The advent of David Cameron as Conservative leader is only the catalyst for the imminent demise of Charles Kennedy. Cameron is certainly not the source of the Liberal Democrats' deep seated concerns about their leadership, but he certainly highlights their doubts. To my knowledge many Lib Dems have been expressing their criticisms internally since the 2001 general election.

The problem with Charles is not a particular personal weakness or an antipathy to the kind of perpetual motion the leadership of a party requires, but rather a general awareness that he simply doesn't have what it takes to be seen as a statesman. The personal problems may well be real enough but if he had that indefinable quality of "presence" and "depth" they would be minor irritants, capable of solution on a day to day basis. Without essential leadership qualities they assume mammoth proportions. It is no use being convivial, warm, friendly, amusing and a nice guy; without gravitas these attributes are politically ineffectual.

The reference to the scale of electoral success under Kennedy's leadership is disingenuous. Objectively the arithmetic is clear: the highest number of third party MPs since 1923. One can well understand the use of this important statistic as a stop gap by Lib Dem MPs seeking to delay the inevitable demise of Charles Kennedy, whether by a fall or a push.

However, reliance on the 2005 election result hides two crucial judgements. First, last May's election result was obtained despite Kennedy, and was nowhere near as good as it should have been, faced with such the open goal left by disillusion with both major parties, and the gift of the Iraq issue on which the Lib Dems genuinely held the moral high ground but failed to build a public crusade. Second, there is a serious possibility that a revitalised Conservative party will be in a strong position to regain a substantial amount of the ground lost to the Lib Dems in recent elections, and that Charles Kennedy will appear lightweight in comparison to David Cameron.

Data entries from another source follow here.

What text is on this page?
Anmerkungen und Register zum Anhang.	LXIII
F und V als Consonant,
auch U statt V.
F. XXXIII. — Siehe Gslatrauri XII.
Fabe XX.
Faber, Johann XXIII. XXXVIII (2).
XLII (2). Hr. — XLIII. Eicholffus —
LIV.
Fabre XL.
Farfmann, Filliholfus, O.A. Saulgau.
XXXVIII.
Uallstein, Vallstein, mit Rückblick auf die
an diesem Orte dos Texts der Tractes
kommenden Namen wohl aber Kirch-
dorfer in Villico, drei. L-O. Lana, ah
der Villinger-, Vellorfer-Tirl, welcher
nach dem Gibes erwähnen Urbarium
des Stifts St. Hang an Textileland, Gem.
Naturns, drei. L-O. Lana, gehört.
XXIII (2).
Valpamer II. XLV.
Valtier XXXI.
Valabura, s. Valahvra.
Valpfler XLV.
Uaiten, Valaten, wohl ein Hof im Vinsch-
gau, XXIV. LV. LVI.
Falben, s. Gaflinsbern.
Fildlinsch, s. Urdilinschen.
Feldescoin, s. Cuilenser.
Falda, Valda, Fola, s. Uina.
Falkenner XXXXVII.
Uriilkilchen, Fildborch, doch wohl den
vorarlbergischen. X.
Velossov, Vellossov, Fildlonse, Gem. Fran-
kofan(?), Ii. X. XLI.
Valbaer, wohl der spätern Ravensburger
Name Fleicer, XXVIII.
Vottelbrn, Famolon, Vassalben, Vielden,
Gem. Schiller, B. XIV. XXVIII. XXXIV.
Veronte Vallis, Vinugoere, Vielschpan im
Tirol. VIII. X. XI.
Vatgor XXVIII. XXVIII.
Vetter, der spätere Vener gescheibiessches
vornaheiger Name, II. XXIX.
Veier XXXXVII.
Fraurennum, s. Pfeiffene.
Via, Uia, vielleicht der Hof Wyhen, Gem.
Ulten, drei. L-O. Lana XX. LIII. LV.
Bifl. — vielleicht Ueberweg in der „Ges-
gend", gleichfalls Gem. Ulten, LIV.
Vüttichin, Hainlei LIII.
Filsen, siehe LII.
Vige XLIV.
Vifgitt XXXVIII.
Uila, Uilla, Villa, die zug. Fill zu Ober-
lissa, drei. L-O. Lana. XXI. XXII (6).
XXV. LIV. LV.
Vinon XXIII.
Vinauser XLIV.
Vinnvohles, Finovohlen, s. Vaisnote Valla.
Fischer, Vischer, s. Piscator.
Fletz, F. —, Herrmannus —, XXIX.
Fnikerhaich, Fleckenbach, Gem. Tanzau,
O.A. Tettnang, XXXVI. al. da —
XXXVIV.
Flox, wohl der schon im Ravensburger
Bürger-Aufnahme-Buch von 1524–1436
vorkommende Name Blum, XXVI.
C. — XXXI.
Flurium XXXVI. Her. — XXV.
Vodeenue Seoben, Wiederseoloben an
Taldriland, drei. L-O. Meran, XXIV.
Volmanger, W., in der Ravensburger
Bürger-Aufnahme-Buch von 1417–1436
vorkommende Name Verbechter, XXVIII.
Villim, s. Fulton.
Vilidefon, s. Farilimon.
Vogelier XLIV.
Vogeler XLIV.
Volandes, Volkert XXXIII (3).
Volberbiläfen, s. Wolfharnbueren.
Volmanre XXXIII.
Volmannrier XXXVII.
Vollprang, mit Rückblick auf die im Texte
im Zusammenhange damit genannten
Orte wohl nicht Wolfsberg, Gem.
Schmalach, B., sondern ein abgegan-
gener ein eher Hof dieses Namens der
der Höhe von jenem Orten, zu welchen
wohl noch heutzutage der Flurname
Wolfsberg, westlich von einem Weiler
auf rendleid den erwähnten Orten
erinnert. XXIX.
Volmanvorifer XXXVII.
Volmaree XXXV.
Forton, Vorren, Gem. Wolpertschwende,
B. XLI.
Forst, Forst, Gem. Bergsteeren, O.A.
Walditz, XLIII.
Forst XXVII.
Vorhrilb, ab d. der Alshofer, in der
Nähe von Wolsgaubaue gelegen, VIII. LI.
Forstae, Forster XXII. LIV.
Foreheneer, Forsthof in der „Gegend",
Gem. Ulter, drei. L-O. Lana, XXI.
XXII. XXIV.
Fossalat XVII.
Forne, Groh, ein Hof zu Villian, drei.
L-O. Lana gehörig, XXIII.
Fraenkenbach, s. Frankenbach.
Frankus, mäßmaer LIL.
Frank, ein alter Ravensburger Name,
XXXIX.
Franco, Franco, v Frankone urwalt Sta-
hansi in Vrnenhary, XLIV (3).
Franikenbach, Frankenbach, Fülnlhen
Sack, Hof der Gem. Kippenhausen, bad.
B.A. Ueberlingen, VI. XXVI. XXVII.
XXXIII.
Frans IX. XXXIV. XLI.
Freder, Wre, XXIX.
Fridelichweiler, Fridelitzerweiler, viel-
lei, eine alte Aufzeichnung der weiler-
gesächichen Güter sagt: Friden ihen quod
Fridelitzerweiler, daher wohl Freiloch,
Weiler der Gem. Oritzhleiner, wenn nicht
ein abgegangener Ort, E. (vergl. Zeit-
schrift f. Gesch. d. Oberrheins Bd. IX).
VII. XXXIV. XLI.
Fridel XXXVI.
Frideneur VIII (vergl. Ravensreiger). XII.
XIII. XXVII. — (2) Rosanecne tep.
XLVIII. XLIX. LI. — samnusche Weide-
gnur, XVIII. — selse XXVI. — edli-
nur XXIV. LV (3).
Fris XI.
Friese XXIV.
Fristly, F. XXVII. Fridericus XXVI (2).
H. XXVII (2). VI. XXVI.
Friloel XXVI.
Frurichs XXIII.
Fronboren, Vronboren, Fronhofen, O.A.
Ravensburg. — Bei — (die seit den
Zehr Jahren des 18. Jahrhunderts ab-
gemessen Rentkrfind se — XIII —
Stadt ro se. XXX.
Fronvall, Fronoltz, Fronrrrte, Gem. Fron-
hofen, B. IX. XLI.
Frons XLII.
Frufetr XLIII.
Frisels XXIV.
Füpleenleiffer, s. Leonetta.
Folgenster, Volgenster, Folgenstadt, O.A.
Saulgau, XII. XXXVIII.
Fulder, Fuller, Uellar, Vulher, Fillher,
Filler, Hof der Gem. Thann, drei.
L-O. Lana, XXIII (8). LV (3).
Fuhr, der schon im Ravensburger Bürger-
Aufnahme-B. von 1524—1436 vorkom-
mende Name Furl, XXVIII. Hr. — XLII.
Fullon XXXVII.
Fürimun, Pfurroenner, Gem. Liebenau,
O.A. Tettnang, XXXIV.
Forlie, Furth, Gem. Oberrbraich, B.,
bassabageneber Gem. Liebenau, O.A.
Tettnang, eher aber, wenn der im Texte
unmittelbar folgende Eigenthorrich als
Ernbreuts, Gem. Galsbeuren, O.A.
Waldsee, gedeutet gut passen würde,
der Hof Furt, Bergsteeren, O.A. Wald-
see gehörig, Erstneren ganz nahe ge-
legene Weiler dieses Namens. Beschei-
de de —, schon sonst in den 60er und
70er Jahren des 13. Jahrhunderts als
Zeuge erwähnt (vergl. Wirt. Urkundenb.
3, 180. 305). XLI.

The hollowness of the Lib Dem MPs' drumbeating over a Kennedy role in achieving last May's result and its 62 Lib Dem MPs, was highlighted on 31 August on this page by Skipton and Ripon's Conservative MP, David Curry, who made the perceptive comment that Charles Kennedy's failure to "force his way into the void" might make him the one person to have saved the Tories. Nothing since polling day has changed that judgement, and it is increasingly clear that Charles Kennedy cannot transform his image. <

The immense media pressures on party leaders, and the continual requirement for their parliamentary colleagues to declare undying fealty, ensure that Charles Kennedy will express his absolute determination to carry on, with full support, until the very moment of his demise. That may come very soon, but in any event I cannot see it continuing beyond next May's local elections. The seats won in 2002 are then up for grabs. The Liberal Democrats polled 25% of the national vote that year and won 497 seats on the metropolitan districts, including the six in Yorkshire. This figure is a hundred less than the party won in 2004 - the last time they were contested so that any net losses will be highly significant and certainly fatal to Charles Kennedy's leadership.

The lack of an obvious successor adds to the party's reluctance to wield the dagger. If elections were determined by performance on the radio, the obvious choice would be Sir Menzies Campbell whose ability to articulate perfect subordinate clauses is remarkable, and who certainly has political gravitas. Whether the inevitable contrast in television image with Gordon Brown and David Cameron is worth the risk of appearing as if from a past generation is worth taking is a tough question for the party.

Simon Hughes is clearly gearing up for another go at the leadership and will command substantial support but it is unlikely that he has done anything in the interim to win more votes than he obtained in 1999. Mark Oaten would be a divisive figure and, if the party is going to move to the right, it might well prefer David Laws, the key figure in the "Orange Book" compilation in September 2004.

The political field is wide open. Four years or so to the next election with, by then, three new leaders, suggests that there will be everything to play for. If that can't raise the general election turnout above its pitiful 60% then nothing will.